# Another cracked TCR, but I'm happy about that



## nathasm (Aug 6, 2004)

I have/had an '03 TCR composite that I noticed had a small separation below the downtube bottle cage. The seem of the carbon had separated slightly enough to cause that part of the bike to feel squishy.

But heck, I can't complain. I dropped off my bike to my LBS and I just found out that I'll be getting a brand new '05 TCR Comp 1 frame/fork/headset! It's a bummer that it cracked, but I now know that all the good things I've heard about Giant's warranty service is true!
.nathan.


----------



## sbindra (Oct 18, 2004)

*Other Expenses*

Just curious, does Giant cover the cost to rebuild up the bike with your existing components or is that at your cost?


----------



## nathasm (Aug 6, 2004)

*It's up to your local bike shop*

Rebuilding is at the expense of your local bike shop. Since I took it into my LBS and am not dealing with Giant directly, it's really their call. From what can tell, the LBS calls up Giant and says they have a busted frame. Giant then sends them a replacement frame and sends back the busted one. So the transfer from one frame to the other probably has to happen at your LBS.
.nathan.


----------



## jumpstumper (Aug 17, 2004)

Is this a common problem with TCR Comps?


----------



## magnolialover (Jun 2, 2004)

*Have had 3...*



jumpstumper said:


> Is this a common problem with TCR Comps?

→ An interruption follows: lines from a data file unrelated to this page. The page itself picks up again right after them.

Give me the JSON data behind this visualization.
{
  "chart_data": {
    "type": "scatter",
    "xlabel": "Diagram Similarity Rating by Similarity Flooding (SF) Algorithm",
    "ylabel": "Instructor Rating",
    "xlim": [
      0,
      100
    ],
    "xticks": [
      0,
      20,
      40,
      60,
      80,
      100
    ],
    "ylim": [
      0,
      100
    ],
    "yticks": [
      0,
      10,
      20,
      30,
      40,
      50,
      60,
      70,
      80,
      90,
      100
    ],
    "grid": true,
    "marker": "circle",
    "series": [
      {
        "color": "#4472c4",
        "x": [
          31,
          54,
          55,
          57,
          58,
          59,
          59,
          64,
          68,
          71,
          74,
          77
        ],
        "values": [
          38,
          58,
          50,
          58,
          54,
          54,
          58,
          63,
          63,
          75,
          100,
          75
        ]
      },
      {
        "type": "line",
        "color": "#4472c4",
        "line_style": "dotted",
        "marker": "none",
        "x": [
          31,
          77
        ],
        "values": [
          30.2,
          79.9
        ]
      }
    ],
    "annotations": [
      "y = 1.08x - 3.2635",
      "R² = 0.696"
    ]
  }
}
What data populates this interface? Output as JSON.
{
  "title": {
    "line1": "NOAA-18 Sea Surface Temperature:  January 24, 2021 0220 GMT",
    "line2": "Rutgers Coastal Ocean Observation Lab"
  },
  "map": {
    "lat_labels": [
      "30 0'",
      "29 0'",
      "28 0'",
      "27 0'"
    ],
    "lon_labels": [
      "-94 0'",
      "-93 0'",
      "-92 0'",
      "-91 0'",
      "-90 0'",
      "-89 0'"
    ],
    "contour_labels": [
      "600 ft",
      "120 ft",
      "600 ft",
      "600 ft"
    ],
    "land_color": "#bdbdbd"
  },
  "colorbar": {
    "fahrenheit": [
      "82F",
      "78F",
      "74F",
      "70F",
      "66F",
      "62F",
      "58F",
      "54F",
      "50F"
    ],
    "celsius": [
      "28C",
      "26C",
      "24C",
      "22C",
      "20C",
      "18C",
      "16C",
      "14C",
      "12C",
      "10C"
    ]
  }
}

I have had 3 TCR composites, and never had this problem. The cracking that is. Although I did have an alu Giant that developed a significant creak in the frame. They took it back, and gave me a new one, really no questions asked. Their warranty kicks butt as far as I can tell, and from what I've heard from my LBS that deals a lot of Giants.


----------



## nathasm (Aug 6, 2004)

*Nope*

I haven't heard of this problem, but I have heard of other people having cracks (along the headtube).

Of course, you only hear about the people that have a problem and never from the people who don't have a problem. So, your milage may vary. 

Regardless of that fact, Giant will warranty any composite frame for life, so does it really matter? Especially since you'll more than likely be getting a newer frame than the one that was broken


----------